A cultural clash? A domestic violence issue? A distraught and enraged parent exercising extreme disciplinary control over a rebellious daughter? Or was young Aqsa Pervez’s murder a manifestation of brutal religious fundamentalism? These are some of the questions that have sprung up over the killing of the Mississauga teen in December, 07 as the public tries to make sense out of a senseless tragedy.


But what is worrisome is that  tragedies such as these are likely to occur again if a proper diagnosis, which entails pinpointing their causes is not undertaken in a candid manner, for once setting aside political correctness that has thus far allowed for atrocities,  injustices and inequities to proliferate in society.


The recent statements by a group of imams at the Islamic Society of North America (ISNA) mosque in Mississauga, while denouncing Aqsa’s murder and expressing a grudging acceptance of the notion that Muslim women must have a choice to wear or not wear the hijab, promptly distanced themselves from the overriding factor in Aqsa’ Pervez murder-- that the dispute between father and daughter occurred over a religious issue (the hijab) and that its enforcement was important enough for the father to  slaughter his  young daughter in a fit of religious fury.


Also blatant is the contradiction evident in the position taken by the imams.  It is unquestionably their insistence on the hijab as a religious requirement for Muslim women that has turned this piece of cloth into such a thorny issue for Muslim families. After the tragedy however, they are downplaying its significance as a factor in the Aqsa Pervez murder, suggesting the outburst of the father and brother may have had more to do with cultural practices rather than a fundamentalist religious outlook. The imam of the ISNA mosque said: "Women who wear hijabs occupy higher positions in Islam, according to religious teachings."


Guilt-ridden sermons labelling Muslim women who refuse the hijab as “bad Muslims” or “less than complete in their faith” have led to a culture of censure and intolerance.  When a theology of fear that invokes God’s retribution, coupled with societal pressures that equate piety with the observance or non observance of the hijab is a constant in sermons, the oppression and tyranny of such dictums is undeniable. Muslim women are often helpless in the face of such pontifical admonishing.  


Some Muslim women choose to wear the hijab because they have been led to believe it is somehow liberating.  This carrot approach promoting the hijab advances the argument that salvation is more easily attainable for Muslim women who adopt the practice.  


The social rewards are also immense as wearing the hijab eases the way to social acceptance in a population that is turning increasingly to more conservative applications of the Islamic faith.  But that's only part of the story.


The Quran for one, does not exhort Muslim women to cover their hair, nor does it prescribe a punishment for those who resist it.  Islam therefore does not enjoin the hijab, though Sharia, which is largely man-made promotes it.  Imams, religious preachers and scholars need to take a closer look at Quranic verses on modesty as these only enunciate a general principle thereof rather than spelling out details about specific attires. They must abandon their obsession of the hijab as the defining measure of a woman's piety.  Muslim women must be allowed to make genuine choices about how they wish to express their modesty, rather than one that results from social pressures, fear of hell fire or disingenuous theological arguments.

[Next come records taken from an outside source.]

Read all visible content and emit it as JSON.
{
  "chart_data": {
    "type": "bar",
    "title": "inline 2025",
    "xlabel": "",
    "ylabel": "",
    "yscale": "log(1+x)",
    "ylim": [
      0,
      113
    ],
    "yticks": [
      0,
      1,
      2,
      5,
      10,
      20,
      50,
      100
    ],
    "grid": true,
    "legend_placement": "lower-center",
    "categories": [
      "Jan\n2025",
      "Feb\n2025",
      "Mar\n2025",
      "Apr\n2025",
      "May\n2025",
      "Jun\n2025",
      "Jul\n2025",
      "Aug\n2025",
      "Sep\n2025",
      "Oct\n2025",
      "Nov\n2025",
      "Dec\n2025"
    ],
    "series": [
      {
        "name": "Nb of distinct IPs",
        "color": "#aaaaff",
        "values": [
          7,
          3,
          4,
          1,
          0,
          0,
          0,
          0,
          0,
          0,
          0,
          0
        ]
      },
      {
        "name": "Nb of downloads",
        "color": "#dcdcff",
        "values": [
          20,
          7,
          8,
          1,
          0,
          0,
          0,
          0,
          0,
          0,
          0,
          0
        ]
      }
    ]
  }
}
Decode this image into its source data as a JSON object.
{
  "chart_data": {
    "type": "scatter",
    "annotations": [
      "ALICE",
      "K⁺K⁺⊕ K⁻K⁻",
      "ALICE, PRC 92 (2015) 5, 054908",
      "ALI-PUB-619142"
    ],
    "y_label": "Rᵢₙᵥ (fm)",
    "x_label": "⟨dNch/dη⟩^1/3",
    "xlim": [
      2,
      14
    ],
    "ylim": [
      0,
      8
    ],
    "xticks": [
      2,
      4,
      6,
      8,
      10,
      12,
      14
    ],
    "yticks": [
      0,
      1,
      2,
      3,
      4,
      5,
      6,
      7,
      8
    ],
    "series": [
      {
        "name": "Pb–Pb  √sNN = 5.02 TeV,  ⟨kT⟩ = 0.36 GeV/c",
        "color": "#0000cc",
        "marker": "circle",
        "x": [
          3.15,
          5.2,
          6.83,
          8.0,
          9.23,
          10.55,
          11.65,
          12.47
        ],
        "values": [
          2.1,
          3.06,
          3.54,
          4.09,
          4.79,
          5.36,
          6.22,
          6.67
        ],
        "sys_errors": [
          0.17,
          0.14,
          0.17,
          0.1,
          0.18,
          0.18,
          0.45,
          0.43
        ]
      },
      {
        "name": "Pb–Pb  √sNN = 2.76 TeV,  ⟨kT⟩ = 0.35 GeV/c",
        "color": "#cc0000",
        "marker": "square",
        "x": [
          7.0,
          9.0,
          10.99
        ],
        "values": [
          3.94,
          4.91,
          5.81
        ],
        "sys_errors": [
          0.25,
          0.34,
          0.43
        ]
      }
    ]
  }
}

Neither does it behove religious leaders to downplay the religious factor in Aqsa’s death.  It is  only through honest discourse and dialogue that social ills are eradicated from communities and societies.  Calling a spade a spade in this case is crucial or else another young life stands at risk of being lost.  Imams and scholars need to emphasize compassion and forgiveness in their religious sermons and Friday khutbahs rather than shout sin and retribution at a credulous Muslim audience. 

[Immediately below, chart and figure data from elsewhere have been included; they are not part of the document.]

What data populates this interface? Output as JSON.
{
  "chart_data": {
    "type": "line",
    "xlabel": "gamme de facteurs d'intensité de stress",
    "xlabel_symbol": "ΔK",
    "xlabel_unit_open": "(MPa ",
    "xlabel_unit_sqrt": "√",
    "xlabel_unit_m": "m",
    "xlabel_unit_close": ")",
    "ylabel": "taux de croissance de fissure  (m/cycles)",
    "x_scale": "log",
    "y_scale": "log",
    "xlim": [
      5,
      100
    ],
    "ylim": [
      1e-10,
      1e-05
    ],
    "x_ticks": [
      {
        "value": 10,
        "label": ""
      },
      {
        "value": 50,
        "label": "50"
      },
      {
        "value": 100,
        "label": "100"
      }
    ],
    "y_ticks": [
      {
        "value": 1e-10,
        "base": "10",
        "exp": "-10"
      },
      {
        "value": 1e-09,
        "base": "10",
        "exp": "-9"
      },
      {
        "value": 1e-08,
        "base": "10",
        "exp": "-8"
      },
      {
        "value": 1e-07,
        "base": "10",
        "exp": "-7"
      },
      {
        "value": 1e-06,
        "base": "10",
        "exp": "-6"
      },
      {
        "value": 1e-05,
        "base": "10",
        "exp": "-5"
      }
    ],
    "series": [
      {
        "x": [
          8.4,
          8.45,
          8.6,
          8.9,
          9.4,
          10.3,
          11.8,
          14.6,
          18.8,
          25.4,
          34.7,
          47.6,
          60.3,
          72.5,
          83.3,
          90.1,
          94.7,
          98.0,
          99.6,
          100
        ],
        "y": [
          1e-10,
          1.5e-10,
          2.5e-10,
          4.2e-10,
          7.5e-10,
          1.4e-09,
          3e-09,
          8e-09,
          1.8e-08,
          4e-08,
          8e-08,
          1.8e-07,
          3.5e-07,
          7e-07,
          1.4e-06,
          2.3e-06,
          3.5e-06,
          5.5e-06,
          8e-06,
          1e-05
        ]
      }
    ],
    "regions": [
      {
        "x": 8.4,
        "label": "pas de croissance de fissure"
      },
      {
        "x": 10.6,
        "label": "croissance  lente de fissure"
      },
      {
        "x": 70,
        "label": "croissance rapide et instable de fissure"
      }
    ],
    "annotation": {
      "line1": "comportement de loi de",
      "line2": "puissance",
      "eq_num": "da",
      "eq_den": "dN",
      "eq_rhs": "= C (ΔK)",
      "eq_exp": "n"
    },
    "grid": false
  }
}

The example of the holy prophet of Islam should be kept paramount in these sermons, keeping in view his own treatment of his four daughters who never once suffered abuse at his hands.


[Farzana Hassan-Shahid is President of the Muslim Canadian Congress, Freelance writer, public speaker and author of  "Prophecy and the Fundamentalist Quest" and host of the radio program Islam: Faith and Culture.]